Net ithalatçı olmak, bir ülkenin ticaret açığı olduğu anlamına gelir. Ticaret açığının bir yararı, bir ülkenin ürettiğinden daha fazlasını tüketmesine izin vermesidir. Kısa vadede, ticaret açıkları ulusların mal kıtlığından ve diğer ekonomik sorunlardan kaçınmasına yardımcı olabilir. Ticaret açıkları, bir ülkenin yabancı yatırım için son derece arzu edilen bir hedef olması nedeniyle de ortaya çıkabilir. Örneğin, ABD dolarının dünyanın rezerv para birimi statüsü, ABD doları için güçlü bir talep yaratır. Yabancılar dolar elde etmek için Amerikalılara mal satmalıdır.

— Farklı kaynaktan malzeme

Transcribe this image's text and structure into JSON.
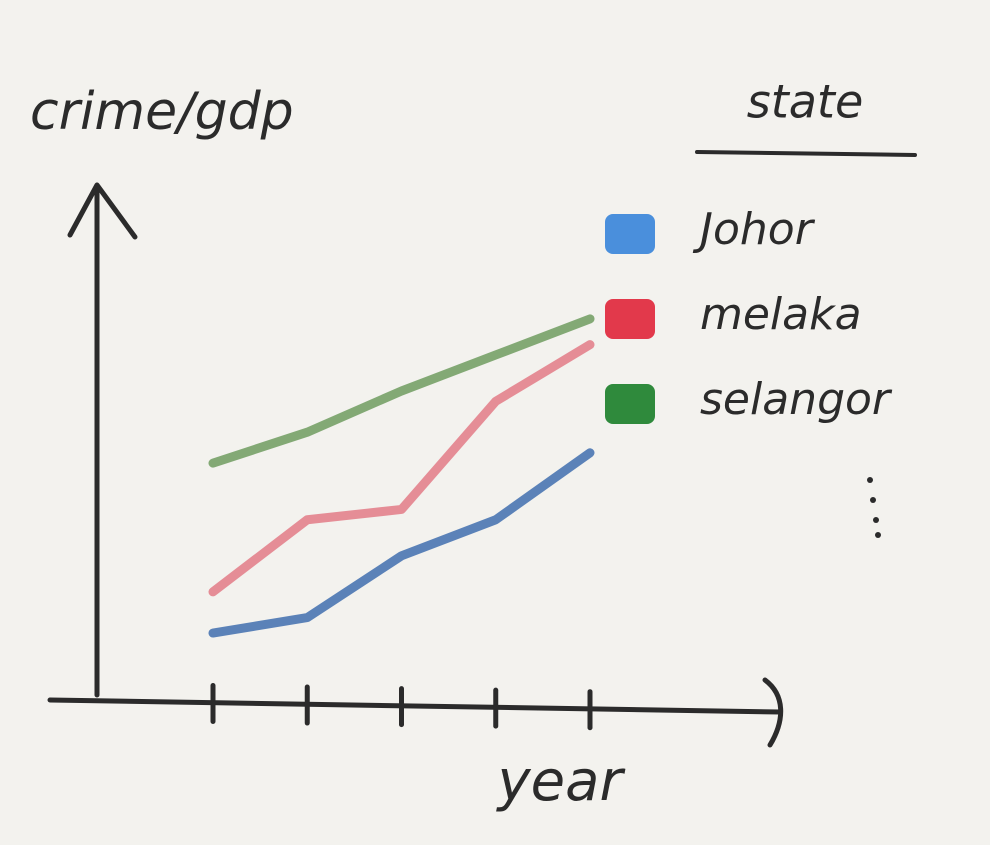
{
  "chart_data": {
    "type": "line",
    "ylabel": "crime/gdp",
    "xlabel": "year",
    "legend_title": "state",
    "legend": "right",
    "categories": [
      null,
      null,
      null,
      null,
      null
    ],
    "ylim": [
      0,
      10
    ],
    "series": [
      {
        "name": "Johor",
        "color": "#3f6fae",
        "marker_color": "#4a8fdc",
        "values": [
          1.3,
          1.6,
          2.8,
          3.5,
          4.8
        ]
      },
      {
        "name": "melaka",
        "color": "#e27b86",
        "marker_color": "#e2394b",
        "values": [
          2.1,
          3.5,
          3.7,
          5.8,
          6.9
        ]
      },
      {
        "name": "selangor",
        "color": "#6f9c5f",
        "marker_color": "#2f8a3c",
        "values": [
          4.6,
          5.2,
          6.0,
          6.7,
          7.4
        ]
      }
    ]
  }
}
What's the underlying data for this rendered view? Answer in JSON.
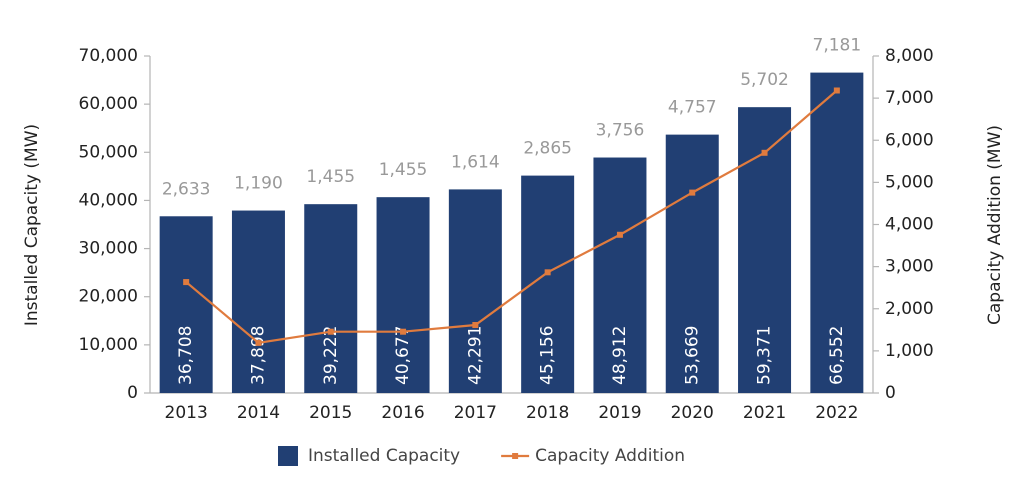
{
  "chart_data": {
    "type": "bar-line",
    "categories": [
      "2013",
      "2014",
      "2015",
      "2016",
      "2017",
      "2018",
      "2019",
      "2020",
      "2021",
      "2022"
    ],
    "y_label": "Installed Capacity (MW)",
    "y2_label": "Capacity Addition (MW)",
    "series": [
      {
        "name": "Installed Capacity",
        "type": "bar",
        "color": "#213f73",
        "values": [
          36708,
          37898,
          39222,
          40677,
          42291,
          45156,
          48912,
          53669,
          59371,
          66552
        ],
        "value_labels": [
          "36,708",
          "37,898",
          "39,222",
          "40,677",
          "42,291",
          "45,156",
          "48,912",
          "53,669",
          "59,371",
          "66,552"
        ]
      },
      {
        "name": "Capacity Addition",
        "type": "line",
        "axis": "y2",
        "color": "#e07b3e",
        "values": [
          2633,
          1190,
          1455,
          1455,
          1614,
          2865,
          3756,
          4757,
          5702,
          7181
        ],
        "value_labels": [
          "2,633",
          "1,190",
          "1,455",
          "1,455",
          "1,614",
          "2,865",
          "3,756",
          "4,757",
          "5,702",
          "7,181"
        ]
      }
    ],
    "ylim": [
      0,
      70000
    ],
    "yticks": [
      0,
      {
        "value": 10000,
        "label": "10,000"
      },
      {
        "value": 20000,
        "label": "20,000"
      },
      {
        "value": 30000,
        "label": "30,000"
      },
      {
        "value": 40000,
        "label": "40,000"
      },
      {
        "value": 50000,
        "label": "50,000"
      },
      {
        "value": 60000,
        "label": "60,000"
      },
      {
        "value": 70000,
        "label": "70,000"
      }
    ],
    "y2lim": [
      0,
      8000
    ],
    "y2ticks": [
      0,
      {
        "value": 1000,
        "label": "1,000"
      },
      {
        "value": 2000,
        "label": "2,000"
      },
      {
        "value": 3000,
        "label": "3,000"
      },
      {
        "value": 4000,
        "label": "4,000"
      },
      {
        "value": 5000,
        "label": "5,000"
      },
      {
        "value": 6000,
        "label": "6,000"
      },
      {
        "value": 7000,
        "label": "7,000"
      },
      {
        "value": 8000,
        "label": "8,000"
      }
    ],
    "legend": "bottom"
  }
}
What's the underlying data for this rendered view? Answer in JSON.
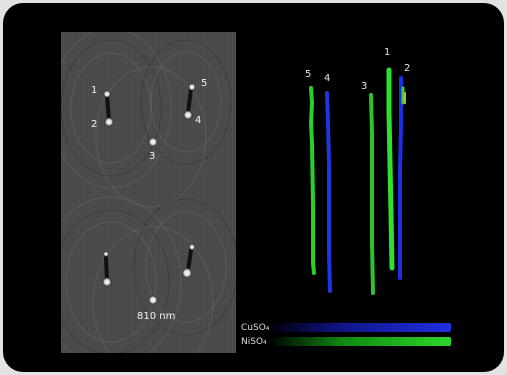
{
  "micrograph": {
    "particle_labels": [
      "1",
      "2",
      "3",
      "4",
      "5"
    ],
    "scale_label": "810 nm"
  },
  "tracks": {
    "labels": [
      "5",
      "4",
      "3",
      "1",
      "2"
    ]
  },
  "legend": {
    "items": [
      {
        "label": "CuSO₄",
        "color": "#1f2fe0"
      },
      {
        "label": "NiSO₄",
        "color": "#2cd72c"
      }
    ]
  }
}
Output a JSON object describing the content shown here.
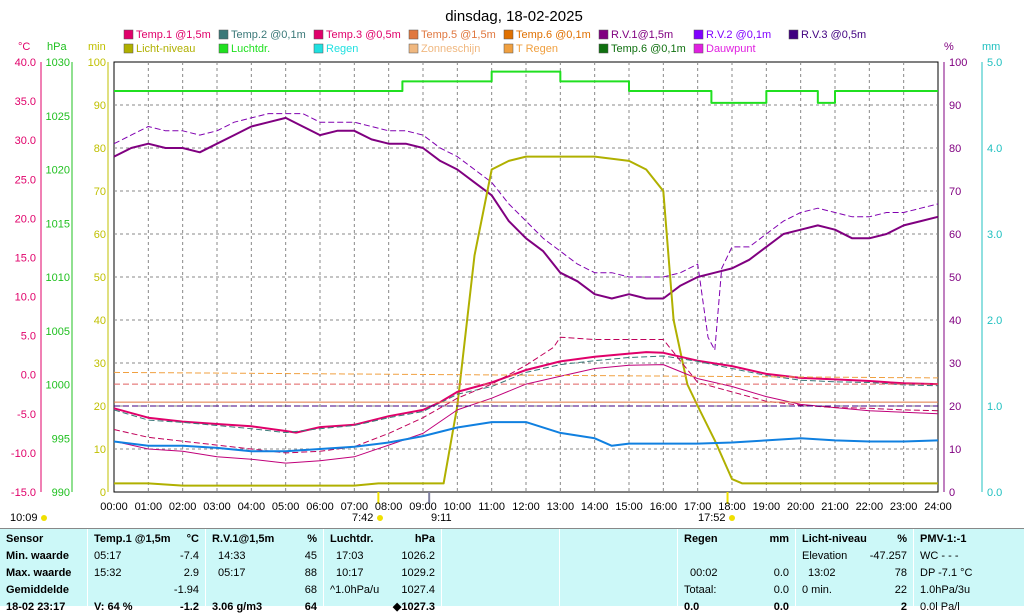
{
  "title": "dinsdag, 18-02-2025",
  "axis_units": {
    "temp": "°C",
    "pressure": "hPa",
    "minutes": "min",
    "percent": "%",
    "rain": "mm"
  },
  "axes": {
    "temp_ticks": [
      "40.0",
      "35.0",
      "30.0",
      "25.0",
      "20.0",
      "15.0",
      "10.0",
      "5.0",
      "0.0",
      "-5.0",
      "-10.0",
      "-15.0"
    ],
    "pressure_ticks": [
      "1030",
      "1025",
      "1020",
      "1015",
      "1010",
      "1005",
      "1000",
      "995",
      "990"
    ],
    "minute_ticks": [
      "100",
      "90",
      "80",
      "70",
      "60",
      "50",
      "40",
      "30",
      "20",
      "10",
      "0"
    ],
    "percent_ticks": [
      "100",
      "90",
      "80",
      "70",
      "60",
      "50",
      "40",
      "30",
      "20",
      "10",
      "0"
    ],
    "rain_ticks": [
      "5.0",
      "4.0",
      "3.0",
      "2.0",
      "1.0",
      "0.0"
    ],
    "hour_ticks": [
      "00:00",
      "01:00",
      "02:00",
      "03:00",
      "04:00",
      "05:00",
      "06:00",
      "07:00",
      "08:00",
      "09:00",
      "10:00",
      "11:00",
      "12:00",
      "13:00",
      "14:00",
      "15:00",
      "16:00",
      "17:00",
      "18:00",
      "19:00",
      "20:00",
      "21:00",
      "22:00",
      "23:00",
      "24:00"
    ]
  },
  "legend": [
    {
      "label": "Temp.1 @1,5m",
      "color": "#e0006a"
    },
    {
      "label": "Temp.2 @0,1m",
      "color": "#3a7878"
    },
    {
      "label": "Temp.3 @0,5m",
      "color": "#e0006a"
    },
    {
      "label": "Temp.5 @1,5m",
      "color": "#e07840"
    },
    {
      "label": "Temp.6 @0,1m",
      "color": "#e07000"
    },
    {
      "label": "R.V.1@1,5m",
      "color": "#800080"
    },
    {
      "label": "R.V.2 @0,1m",
      "color": "#8000ff"
    },
    {
      "label": "R.V.3 @0,5m",
      "color": "#400080"
    },
    {
      "label": "Licht-niveau",
      "color": "#b0b000"
    },
    {
      "label": "Luchtdr.",
      "color": "#20e020"
    },
    {
      "label": "Regen",
      "color": "#20e0e0"
    },
    {
      "label": "Zonneschijn",
      "color": "#f0b880"
    },
    {
      "label": "T Regen",
      "color": "#f0a040"
    },
    {
      "label": "Temp.6 @0,1m",
      "color": "#107010"
    },
    {
      "label": "Dauwpunt",
      "color": "#e020e0"
    }
  ],
  "markers": {
    "left_time": "10:09",
    "sunrise": "7:42",
    "solar_noon": "9:11",
    "sunset": "17:52"
  },
  "chart_data": {
    "type": "line",
    "x_unit": "hour",
    "xlim": [
      0,
      24
    ],
    "temp_ylim": [
      -15,
      40
    ],
    "pressure_ylim": [
      990,
      1030
    ],
    "percent_ylim": [
      0,
      100
    ],
    "rain_ylim": [
      0,
      5
    ],
    "series": [
      {
        "name": "R.V.1@1,5m",
        "axis": "percent",
        "color": "#800080",
        "style": "solid",
        "width": 2,
        "x": [
          0,
          0.5,
          1,
          1.5,
          2,
          2.5,
          3,
          3.5,
          4,
          4.5,
          5,
          5.5,
          6,
          6.5,
          7,
          7.5,
          8,
          8.5,
          9,
          9.5,
          10,
          10.5,
          11,
          11.5,
          12,
          12.5,
          13,
          13.5,
          14,
          14.5,
          15,
          15.5,
          16,
          16.5,
          17,
          17.5,
          18,
          18.5,
          19,
          19.5,
          20,
          20.5,
          21,
          21.5,
          22,
          22.5,
          23,
          23.5,
          24
        ],
        "y": [
          78,
          80,
          81,
          80,
          80,
          79,
          81,
          83,
          85,
          86,
          87,
          85,
          83,
          84,
          84,
          82,
          81,
          81,
          80,
          77,
          75,
          72,
          69,
          63,
          59,
          56,
          51,
          49,
          46,
          45,
          46,
          45,
          45,
          48,
          50,
          51,
          52,
          54,
          57,
          60,
          61,
          62,
          61,
          59,
          59,
          60,
          62,
          63,
          64
        ]
      },
      {
        "name": "R.V.3 @0,5m",
        "axis": "percent",
        "color": "#8000b0",
        "style": "dashed",
        "width": 1,
        "x": [
          0,
          0.5,
          1,
          1.5,
          2,
          2.5,
          3,
          3.5,
          4,
          4.5,
          5,
          5.5,
          6,
          6.5,
          7,
          7.5,
          8,
          8.5,
          9,
          9.5,
          10,
          10.5,
          11,
          11.5,
          12,
          12.5,
          13,
          13.5,
          14,
          14.5,
          15,
          15.5,
          16,
          16.5,
          17,
          17.3,
          17.5,
          17.7,
          18,
          18.5,
          19,
          19.5,
          20,
          20.5,
          21,
          21.5,
          22,
          22.5,
          23,
          23.5,
          24
        ],
        "y": [
          81,
          83,
          85,
          84,
          84,
          83,
          84,
          86,
          87,
          88,
          88,
          88,
          86,
          86,
          86,
          85,
          84,
          84,
          83,
          80,
          78,
          75,
          72,
          67,
          63,
          59,
          56,
          53,
          51,
          51,
          50,
          50,
          50,
          51,
          53,
          36,
          33,
          52,
          57,
          57,
          60,
          63,
          65,
          66,
          65,
          64,
          64,
          65,
          65,
          66,
          67
        ]
      },
      {
        "name": "Licht-niveau",
        "axis": "percent",
        "color": "#b0b000",
        "style": "solid",
        "width": 2,
        "x": [
          0,
          1,
          2,
          3,
          4,
          5,
          6,
          7,
          7.7,
          8,
          9,
          9.6,
          10,
          10.5,
          11,
          11.5,
          12,
          13,
          14,
          15,
          15.5,
          16,
          16.3,
          16.7,
          17,
          17.5,
          18,
          18.3,
          19,
          20,
          21,
          22,
          23,
          24
        ],
        "y": [
          2,
          2,
          1.5,
          1.5,
          1.5,
          1.5,
          1.5,
          1.5,
          2,
          2,
          2,
          2,
          20,
          55,
          75,
          77,
          78,
          78,
          78,
          77,
          75,
          70,
          40,
          25,
          20,
          12,
          3,
          2,
          2,
          2,
          2,
          2,
          2,
          2
        ]
      },
      {
        "name": "Luchtdr.",
        "axis": "pressure",
        "color": "#20e020",
        "style": "step",
        "width": 2,
        "x": [
          0,
          1,
          2,
          3,
          4,
          5,
          6,
          7,
          8,
          8.4,
          9,
          10,
          11,
          12,
          13,
          14,
          15,
          16,
          17,
          17.4,
          18,
          18.5,
          19,
          20,
          20.5,
          21,
          22,
          23,
          24
        ],
        "y": [
          1027.3,
          1027.3,
          1027.3,
          1027.3,
          1027.3,
          1027.3,
          1027.3,
          1027.3,
          1027.3,
          1028.2,
          1028.2,
          1028.2,
          1029.1,
          1029.1,
          1028.2,
          1028.2,
          1027.3,
          1027.3,
          1027.3,
          1026.2,
          1026.2,
          1026.2,
          1027.3,
          1027.3,
          1026.2,
          1027.3,
          1027.3,
          1027.3,
          1027.3
        ]
      },
      {
        "name": "Temp.1 @1,5m",
        "axis": "temp",
        "color": "#e0006a",
        "style": "solid",
        "width": 2,
        "x": [
          0,
          1,
          2,
          3,
          4,
          5,
          5.3,
          6,
          7,
          8,
          9,
          9.5,
          10,
          11,
          12,
          13,
          14,
          15,
          15.5,
          16,
          17,
          18,
          19,
          20,
          21,
          22,
          23,
          24
        ],
        "y": [
          -4.3,
          -5.5,
          -6,
          -6.3,
          -6.6,
          -7.2,
          -7.4,
          -6.7,
          -6.4,
          -5.3,
          -4.5,
          -3.5,
          -2.2,
          -1,
          0.6,
          1.7,
          2.3,
          2.7,
          2.9,
          2.8,
          1.8,
          1.1,
          0.1,
          -0.4,
          -0.6,
          -0.8,
          -1.1,
          -1.2
        ]
      },
      {
        "name": "Temp.3 @0,5m",
        "axis": "temp",
        "color": "#3a7878",
        "style": "dashed",
        "width": 1,
        "x": [
          0,
          1,
          2,
          3,
          4,
          5,
          6,
          7,
          8,
          9,
          10,
          11,
          12,
          13,
          14,
          15,
          16,
          17,
          18,
          19,
          20,
          21,
          22,
          23,
          24
        ],
        "y": [
          -4.5,
          -5.8,
          -6.1,
          -6.5,
          -6.9,
          -7.4,
          -6.9,
          -6.5,
          -5.5,
          -4.7,
          -2.5,
          -1.5,
          0.3,
          1.3,
          1.8,
          2.2,
          2.4,
          1.7,
          0.8,
          -0.1,
          -0.7,
          -0.9,
          -1.0,
          -1.3,
          -1.4
        ]
      },
      {
        "name": "Dauwpunt",
        "axis": "temp",
        "color": "#c0007a",
        "style": "solid",
        "width": 1,
        "x": [
          0,
          1,
          2,
          3,
          4,
          5,
          6,
          7,
          8,
          9,
          10,
          11,
          12,
          13,
          14,
          15,
          16,
          17,
          18,
          19,
          20,
          21,
          22,
          23,
          24
        ],
        "y": [
          -8.5,
          -9.5,
          -9.8,
          -10.5,
          -10.8,
          -11.3,
          -11,
          -10.5,
          -9,
          -7.5,
          -4.5,
          -3,
          -1.2,
          -0.2,
          0.8,
          1.2,
          1.3,
          -0.5,
          -1.5,
          -2.8,
          -3.8,
          -4.2,
          -4.6,
          -4.8,
          -5.0
        ]
      },
      {
        "name": "Temp.6 @0,1m",
        "axis": "temp",
        "color": "#c0005a",
        "style": "dashed",
        "width": 1,
        "x": [
          0,
          1,
          2,
          3,
          4,
          5,
          6,
          7,
          8,
          9,
          10,
          11,
          12,
          12.8,
          13,
          14,
          15,
          16,
          17,
          18,
          19,
          20,
          21,
          22,
          23,
          24
        ],
        "y": [
          -7,
          -8,
          -8.5,
          -9,
          -9.5,
          -10,
          -9.8,
          -9.2,
          -7.5,
          -5.5,
          -3,
          -1.2,
          1.2,
          3.5,
          4.8,
          4.5,
          4.5,
          4.5,
          -1,
          -2.2,
          -3.4,
          -3.9,
          -4.2,
          -4.3,
          -4.5,
          -4.6
        ]
      },
      {
        "name": "Temp.5 @1,5m",
        "axis": "temp",
        "color": "#e07840",
        "style": "solid",
        "width": 1,
        "x": [
          0,
          24
        ],
        "y": [
          -3.5,
          -3.5
        ]
      },
      {
        "name": "T Regen",
        "axis": "temp",
        "color": "#f0a040",
        "style": "dashed",
        "width": 1,
        "x": [
          0,
          24
        ],
        "y": [
          0.3,
          -0.4
        ]
      },
      {
        "name": "Zonneschijn",
        "axis": "temp",
        "color": "#e06060",
        "style": "dashed",
        "width": 1,
        "x": [
          0,
          24
        ],
        "y": [
          -1.2,
          -1.2
        ]
      },
      {
        "name": "R.V.2 @0,1m",
        "axis": "temp",
        "color": "#400080",
        "style": "dashed",
        "width": 1,
        "x": [
          0,
          24
        ],
        "y": [
          -4.0,
          -4.0
        ]
      },
      {
        "name": "Blue",
        "axis": "pressure",
        "color": "#1080e0",
        "style": "solid",
        "width": 2,
        "x": [
          0,
          1,
          2,
          3,
          4,
          5,
          6,
          7,
          8,
          9,
          10,
          11,
          12,
          13,
          14,
          14.5,
          15,
          16,
          17,
          18,
          19,
          20,
          21,
          22,
          23,
          24
        ],
        "y": [
          994.7,
          994.3,
          994.3,
          994.1,
          993.8,
          993.8,
          994.0,
          994.2,
          994.6,
          995.2,
          996.0,
          996.5,
          996.5,
          995.5,
          995.0,
          994.3,
          994.5,
          994.5,
          994.5,
          994.6,
          994.8,
          995.0,
          994.8,
          994.7,
          994.7,
          994.8
        ]
      }
    ]
  },
  "stats": {
    "sensor": {
      "header": "Sensor",
      "rows": [
        "Min. waarde",
        "Max. waarde",
        "Gemiddelde",
        "18-02 23:17"
      ]
    },
    "temp1": {
      "header": "Temp.1 @1,5m",
      "unit": "°C",
      "rows": [
        {
          "t": "05:17",
          "v": "-7.4"
        },
        {
          "t": "15:32",
          "v": "2.9"
        },
        {
          "t": "",
          "v": "-1.94"
        },
        {
          "t": "V: 64 %",
          "v": "-1.2"
        }
      ]
    },
    "rv1": {
      "header": "R.V.1@1,5m",
      "unit": "%",
      "rows": [
        {
          "t": "14:33",
          "v": "45"
        },
        {
          "t": "05:17",
          "v": "88"
        },
        {
          "t": "",
          "v": "68"
        },
        {
          "t": "3.06 g/m3",
          "v": "64"
        }
      ]
    },
    "luchtdr": {
      "header": "Luchtdr.",
      "unit": "hPa",
      "rows": [
        {
          "t": "17:03",
          "v": "1026.2"
        },
        {
          "t": "10:17",
          "v": "1029.2"
        },
        {
          "t": "^1.0hPa/u",
          "v": "1027.4"
        },
        {
          "t": "",
          "v": "◆1027.3"
        }
      ]
    },
    "regen": {
      "header": "Regen",
      "unit": "mm",
      "rows": [
        {
          "t": "",
          "v": ""
        },
        {
          "t": "00:02",
          "v": "0.0"
        },
        {
          "t": "Totaal:",
          "v": "0.0"
        },
        {
          "t": "0.0",
          "v": "0.0"
        }
      ]
    },
    "licht": {
      "header": "Licht-niveau",
      "unit": "%",
      "rows": [
        {
          "t": "Elevation",
          "v": "-47.257"
        },
        {
          "t": "13:02",
          "v": "78"
        },
        {
          "t": "0 min.",
          "v": "22"
        },
        {
          "t": "",
          "v": "2"
        }
      ]
    },
    "pmv": {
      "header": "PMV-1:-1",
      "rows": [
        "WC - - -",
        "DP -7.1 °C",
        "1.0hPa/3u",
        "0.0l Pa/l"
      ]
    }
  }
}
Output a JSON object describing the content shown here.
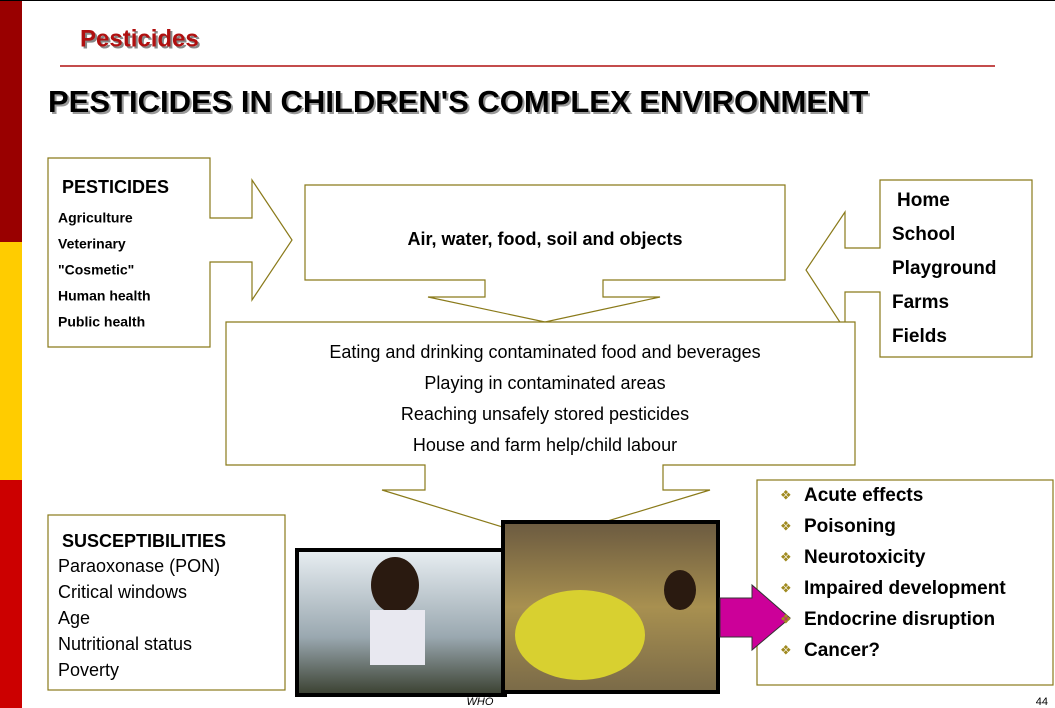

Ticaret açıkları uzun vadede önemli sorunlar yaratabilir. En kötü ve en bariz sorun, ticaret açıklarının bir tür ekonomik sömürgeleştirmeyi kolaylaştırabilmesidir. Bir ülke sürekli olarak ticaret açığı veriyorsa, diğer ülkelerin vatandaşları o ulustaki sermaye satın almak için fon elde eder. Bu, üretkenliği artıran ve istihdam yaratan yeni yatırımlar yapmak anlamına gelebilir. Bununla birlikte, yalnızca mevcut işletmeleri, doğal kaynakları ve diğer varlıkları satın almayı da içerebilir. Bu satın alma devam ederse, yabancı yatırımcılar sonunda ülkedeki neredeyse her şeye sahip olacak.